Plenty of accomplishment on display as a quartet makes its label debut

Hanson Quartet: Schumann

The Strad Issue: September 2024

Description: Plenty of accomplishment on display as a quartet makes its label debut

Musicians: Hanson Quartet; Adam Laloum (piano)

Works: Schumann: Three String Quartets op.41. Piano Quintet in E flat major

Catalogue number: HARMONIA MUNDI HMM90 2726/27 (2 CDs)

I remarked in the June issue on the way Schumann’s chamber music has, over the past quarter-century or so, become a major attraction for new and emerging ensembles. Now here comes the Hanson Quartet in the group’s Harmonia Mundi debut and only its second recording (following Haydn on Aparté in 2019).

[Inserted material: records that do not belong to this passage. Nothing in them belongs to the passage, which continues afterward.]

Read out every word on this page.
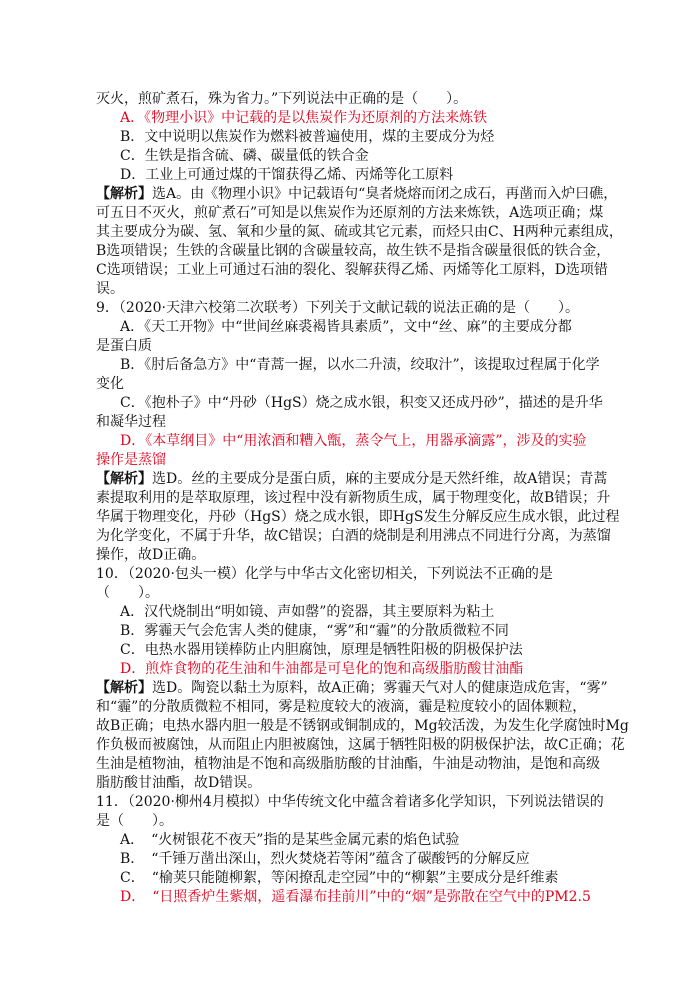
灭火，煎矿煮石，殊为省力。”下列说法中正确的是（　　）。
A．《物理小识》中记载的是以焦炭作为还原剂的方法来炼铁
B．文中说明以焦炭作为燃料被普遍使用，煤的主要成分为烃
C．生铁是指含硫、磷、碳量低的铁合金
D．工业上可通过煤的干馏获得乙烯、丙烯等化工原料
【解析】选A。由《物理小识》中记载语句“臭者烧熔而闭之成石，再凿而入炉曰礁，
可五日不灭火，煎矿煮石”可知是以焦炭作为还原剂的方法来炼铁，A选项正确；煤
其主要成分为碳、氢、氧和少量的氮、硫或其它元素，而烃只由C、H两种元素组成，
B选项错误；生铁的含碳量比钢的含碳量较高，故生铁不是指含碳量很低的铁合金，
C选项错误；工业上可通过石油的裂化、裂解获得乙烯、丙烯等化工原料，D选项错
误。
9．（2020·天津六校第二次联考）下列关于文献记载的说法正确的是（　　）。
A．《天工开物》中“世间丝麻裘褐皆具素质”，文中“丝、麻”的主要成分都
是蛋白质
B．《肘后备急方》中“青蒿一握，以水二升渍，绞取汁”，该提取过程属于化学
变化
C．《抱朴子》中“丹砂（HgS）烧之成水银，积变又还成丹砂”，描述的是升华
和凝华过程
D．《本草纲目》中“用浓酒和糟入甑，蒸令气上，用器承滴露”，涉及的实验
操作是蒸馏
【解析】选D。丝的主要成分是蛋白质，麻的主要成分是天然纤维，故A错误；青蒿
素提取利用的是萃取原理，该过程中没有新物质生成，属于物理变化，故B错误；升
华属于物理变化，丹砂（HgS）烧之成水银，即HgS发生分解反应生成水银，此过程
为化学变化，不属于升华，故C错误；白酒的烧制是利用沸点不同进行分离，为蒸馏
操作，故D正确。
10．（2020·包头一模）化学与中华古文化密切相关，下列说法不正确的是
（　　）。
A．汉代烧制出“明如镜、声如罄”的瓷器，其主要原料为粘土
B．雾霾天气会危害人类的健康，“雾”和“霾”的分散质微粒不同
C．电热水器用镁棒防止内胆腐蚀，原理是牺牲阳极的阴极保护法
D．煎炸食物的花生油和牛油都是可皂化的饱和高级脂肪酸甘油酯
【解析】选D。陶瓷以黏土为原料，故A正确；雾霾天气对人的健康造成危害，“雾”
和“霾”的分散质微粒不相同，雾是粒度较大的液滴，霾是粒度较小的固体颗粒，
故B正确；电热水器内胆一般是不锈钢或铜制成的，Mg较活泼，为发生化学腐蚀时Mg
作负极而被腐蚀，从而阻止内胆被腐蚀，这属于牺牲阳极的阴极保护法，故C正确；花
生油是植物油，植物油是不饱和高级脂肪酸的甘油酯，牛油是动物油，是饱和高级
脂肪酸甘油酯，故D错误。
11．（2020·柳州4月模拟）中华传统文化中蕴含着诸多化学知识，下列说法错误的
是（　　）。
A．　“火树银花不夜天”指的是某些金属元素的焰色试验
B．　“千锤万凿出深山，烈火焚烧若等闲”蕴含了碳酸钙的分解反应
C．　“榆荚只能随柳絮，等闲撩乱走空园”中的“柳絮”主要成分是纤维素
D．　“日照香炉生紫烟，遥看瀑布挂前川”中的“烟”是弥散在空气中的PM2.5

You immediately hear how at home these players are in Schumann’s world, the studied vulnerability of the First Quartet’s introduction giving way to a confidence that demonstrates long acquaintance with this music. Counterpoint, which saturates so much of Schumann’s chamber output, is cleanly dispatched, while slow music is poised and polished, and intensity is maintained whether in the chromatic contortions of, say, the First’s Adagio or the hesitant variations of the Third’s Assai agitato.

All that is perhaps missing is the last ounce of devilry, of the dynamism that is revealed so readily in the modern benchmark recording by the Doric Quartet (Chandos). The Hanson does, though, score over the Doric in including the long second repeat in the finale of the Second Quartet. That said, the Hanson’s tempos are almost uniformly less driven than the Doric’s, often markedly so, tempering some of the wildness of Schumann’s mood-shifts, though the assurance of these accounts is impressive.

The set is completed with the Piano Quintet for which Adam Laloum joins the quartet. Everything is executed with accomplishment but the virtuoso extroversion is underplayed. Come for the quartets, perhaps go elsewhere for the quintet.